It’s been a busy end to the year for Janet, our Graduate Artist in Residence. Janet’s summed up what she’s been up to over the last couple of months, and opportunities that she has found within the city to help push forward her personal development.
Although I am building up banks of media to assemble later, my ideas are becoming layered and having allowed myself to research and experiment, it’s become time to assess and realign these ideas with my core interests in the dislocations between culture and ecology, where methods of material production are teased apart to expose social, historical, emotional and environmental entanglements. Writing this blog is a useful tool to stand back and assess my progress. During my degree, I learned to take a step back from ideas and concentrate on making, to search out methods of fabrication, which produces a different raft of more solid possibilities.
To this end, I’ve concentrated on forging local connections with other makers. My current interest is in oak galls, which have deep connections with cultural and technical inventions, such as indelible ink used in ancient writing, textile dyeing, and early photographic processes. Via my neighbours at Eaton House, Photo Archive Miners1, I was introduced to photographer and educator Jo Gane2, who invited me to watch her using Gallic Acid solution to process calotypes in her garage studio.
Jo is currently researching the work of pioneer Birmingham-based photographer George Shaw, creating calotypes and photogravures of views of the River Cole. It was fascinating to discover images of the riverbank, where humans and wilderness meet, slowly appearing under Jo’s fingers, with the resulting images looking just like they were already a hundred years old. She explained how these incredibly delicate development processes are easily thrown by small variables in time and ambient temperature. The amount of water necessary to the process surprised me; water flowing over the image surface and the sounds of washing somehow brought the gurgling river into that little garage space.
Searching for fabrication methods has led me to courses in 3d printing and lazer-cutting at the amazing maker resource, FabLab3, meters away from City Arcadia Shop Front Gallery where I will be exhibiting some work next year. This, as well as talking to Jo and other artists about the technical side of making, makes me feel more connected to a united artistic effort. Thinking through, writing, generating and researching ideas usually happens alone and can creep into confusion, although I generally feel solitude is bliss, these recent connections have brought greater clarity of direction.

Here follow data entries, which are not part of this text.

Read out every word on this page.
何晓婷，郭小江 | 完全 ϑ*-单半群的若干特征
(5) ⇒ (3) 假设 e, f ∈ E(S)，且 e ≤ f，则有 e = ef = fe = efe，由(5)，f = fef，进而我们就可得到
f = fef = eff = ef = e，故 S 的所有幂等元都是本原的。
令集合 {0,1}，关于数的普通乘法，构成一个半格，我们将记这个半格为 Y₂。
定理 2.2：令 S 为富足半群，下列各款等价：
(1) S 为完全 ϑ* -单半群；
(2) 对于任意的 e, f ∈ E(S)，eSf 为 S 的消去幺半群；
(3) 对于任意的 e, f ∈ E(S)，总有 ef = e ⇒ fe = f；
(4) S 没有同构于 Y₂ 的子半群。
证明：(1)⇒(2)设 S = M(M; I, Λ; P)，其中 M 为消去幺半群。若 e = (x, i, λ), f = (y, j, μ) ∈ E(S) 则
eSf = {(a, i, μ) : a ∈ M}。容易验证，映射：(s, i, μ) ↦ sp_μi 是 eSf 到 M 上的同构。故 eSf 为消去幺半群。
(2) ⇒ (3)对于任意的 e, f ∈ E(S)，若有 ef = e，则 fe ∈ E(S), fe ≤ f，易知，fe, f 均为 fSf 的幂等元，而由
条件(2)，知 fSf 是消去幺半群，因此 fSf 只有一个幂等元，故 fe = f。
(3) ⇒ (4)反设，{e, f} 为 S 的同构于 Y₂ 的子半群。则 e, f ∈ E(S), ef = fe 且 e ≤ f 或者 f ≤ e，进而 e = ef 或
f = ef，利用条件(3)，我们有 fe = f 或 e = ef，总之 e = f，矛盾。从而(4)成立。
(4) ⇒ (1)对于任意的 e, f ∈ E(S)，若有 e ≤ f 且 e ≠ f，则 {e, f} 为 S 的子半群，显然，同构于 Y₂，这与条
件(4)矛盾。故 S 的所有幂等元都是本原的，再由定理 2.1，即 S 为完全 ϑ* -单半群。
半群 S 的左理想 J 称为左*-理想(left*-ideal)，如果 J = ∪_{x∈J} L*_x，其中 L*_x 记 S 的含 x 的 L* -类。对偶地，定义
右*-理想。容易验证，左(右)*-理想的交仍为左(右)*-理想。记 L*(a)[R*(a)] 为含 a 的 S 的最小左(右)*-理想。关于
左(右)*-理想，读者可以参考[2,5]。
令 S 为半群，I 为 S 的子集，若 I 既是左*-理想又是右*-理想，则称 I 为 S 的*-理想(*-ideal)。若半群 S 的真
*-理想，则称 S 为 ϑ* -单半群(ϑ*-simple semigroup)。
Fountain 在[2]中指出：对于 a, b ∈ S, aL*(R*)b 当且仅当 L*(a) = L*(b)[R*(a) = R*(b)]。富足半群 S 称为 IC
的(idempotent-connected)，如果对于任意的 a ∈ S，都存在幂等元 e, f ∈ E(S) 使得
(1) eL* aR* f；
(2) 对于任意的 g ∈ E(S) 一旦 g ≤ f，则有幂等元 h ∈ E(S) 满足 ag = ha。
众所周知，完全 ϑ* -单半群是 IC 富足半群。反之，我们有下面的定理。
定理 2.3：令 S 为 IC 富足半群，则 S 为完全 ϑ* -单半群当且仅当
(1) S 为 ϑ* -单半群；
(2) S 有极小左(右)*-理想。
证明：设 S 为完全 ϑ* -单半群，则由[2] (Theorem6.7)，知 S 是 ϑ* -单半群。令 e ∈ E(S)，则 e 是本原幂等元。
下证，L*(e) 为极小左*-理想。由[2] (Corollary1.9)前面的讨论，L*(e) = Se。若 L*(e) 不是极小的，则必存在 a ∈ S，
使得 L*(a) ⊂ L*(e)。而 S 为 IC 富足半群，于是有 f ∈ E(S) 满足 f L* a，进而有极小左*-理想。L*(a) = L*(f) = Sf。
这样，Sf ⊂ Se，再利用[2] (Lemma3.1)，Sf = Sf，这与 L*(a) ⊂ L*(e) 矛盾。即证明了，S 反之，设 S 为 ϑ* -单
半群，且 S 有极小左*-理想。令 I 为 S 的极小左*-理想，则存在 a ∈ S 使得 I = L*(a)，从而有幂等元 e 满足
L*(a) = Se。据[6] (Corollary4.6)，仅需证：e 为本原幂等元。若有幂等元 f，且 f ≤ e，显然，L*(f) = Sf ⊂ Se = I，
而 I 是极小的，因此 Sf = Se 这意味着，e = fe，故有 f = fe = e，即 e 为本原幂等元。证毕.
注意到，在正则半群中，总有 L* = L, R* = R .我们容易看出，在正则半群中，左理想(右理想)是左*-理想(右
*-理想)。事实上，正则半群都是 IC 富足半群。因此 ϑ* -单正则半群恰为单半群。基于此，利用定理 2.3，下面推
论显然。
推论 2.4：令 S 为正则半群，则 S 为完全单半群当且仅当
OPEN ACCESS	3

This autumn has been busy for visual art in Coventry with exhibitions, shows, networking, and workshops. I really appreciated being able to spend a long time with some amazing works while invigilating for Coventry Biennial4. Moreover, with so many visual art events having happened very recently, alongside the making possibilities which have come to light, developing and showing artwork here in Coventry currently feels very local, possible, which is very encouraging.